Future: I had my office reach out to Cloaked about a few issues we were investigating, and the CEO confirmed they have many new features on the immediate horizon. I will not disclose them here, that is up to them. However, I believe the pricing will fluctuate upward once we start to see major new features. If you have a need for this type of service, I would join at the lowest rate you can get now, and hope to be grandfathered in.
Affiliate: Cloaked offers an affiliate program to refer people to their service. I have not tested this, but supposedly you and I each receive $10-$25 if you use the following link to create your free trial account and then upgrade to a paid plan. This link will lock you into a free two-week unlimited trial with no commitment.

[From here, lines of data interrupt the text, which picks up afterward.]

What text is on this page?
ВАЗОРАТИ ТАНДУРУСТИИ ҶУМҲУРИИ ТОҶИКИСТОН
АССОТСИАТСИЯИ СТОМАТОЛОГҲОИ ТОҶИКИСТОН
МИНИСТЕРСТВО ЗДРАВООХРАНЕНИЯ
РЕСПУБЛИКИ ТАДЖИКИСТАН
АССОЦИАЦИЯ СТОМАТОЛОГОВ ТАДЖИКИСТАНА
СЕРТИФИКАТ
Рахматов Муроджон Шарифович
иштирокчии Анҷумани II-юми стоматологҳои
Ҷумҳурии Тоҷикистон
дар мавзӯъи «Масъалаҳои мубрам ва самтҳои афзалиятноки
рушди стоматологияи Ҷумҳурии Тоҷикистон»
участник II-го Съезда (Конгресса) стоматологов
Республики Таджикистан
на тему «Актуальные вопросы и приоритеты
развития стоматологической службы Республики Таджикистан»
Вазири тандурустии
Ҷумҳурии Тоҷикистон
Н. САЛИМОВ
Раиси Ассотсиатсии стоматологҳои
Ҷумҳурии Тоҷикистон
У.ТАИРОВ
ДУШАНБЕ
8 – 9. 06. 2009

https://try.cloaked.app/vAk1/2hrvbzxoyx
Who is this good for? I think it is a great option if you need many phone numbers and only want to use each for a single purpose. Get them connected, lock them in, and forget about them. It may be an option for people who are unable to use Twilio, Telnyx, VoIP.ms, etc. However, it is not a good fit for people who need a fully-functioning two-way telephone number. If you make many outgoing calls, this is not for you. This is an option to mask mostly INCOMING connections, which has value. I have no idea what the current wait-list is for the beta program for their wallet service. If you can get in, I see even more value there.
How will I use this? I will create one-time VoIP numbers and email aliases through the Cloaked app or web interface. I will receive only voicemails and text through the service with no forwarding whatsoever. I have seen reports from users that creating hundreds of phone numbers will get your account locked, which I respect. I currently possess 40 numbers and everything just works. I will lock in numbers in order to prevent them from disappearing when appropriate. I will continue to test the payment options.
Overall, I like this service for what it is. It is a great incoming communication mask with payment option. I will still maintain my other VoIP solutions for true two-way unlimited usage. I believe we will see continuous changing and evolving from Cloaked. Once new features arise, I will update this review within UNREDACTED Magazine.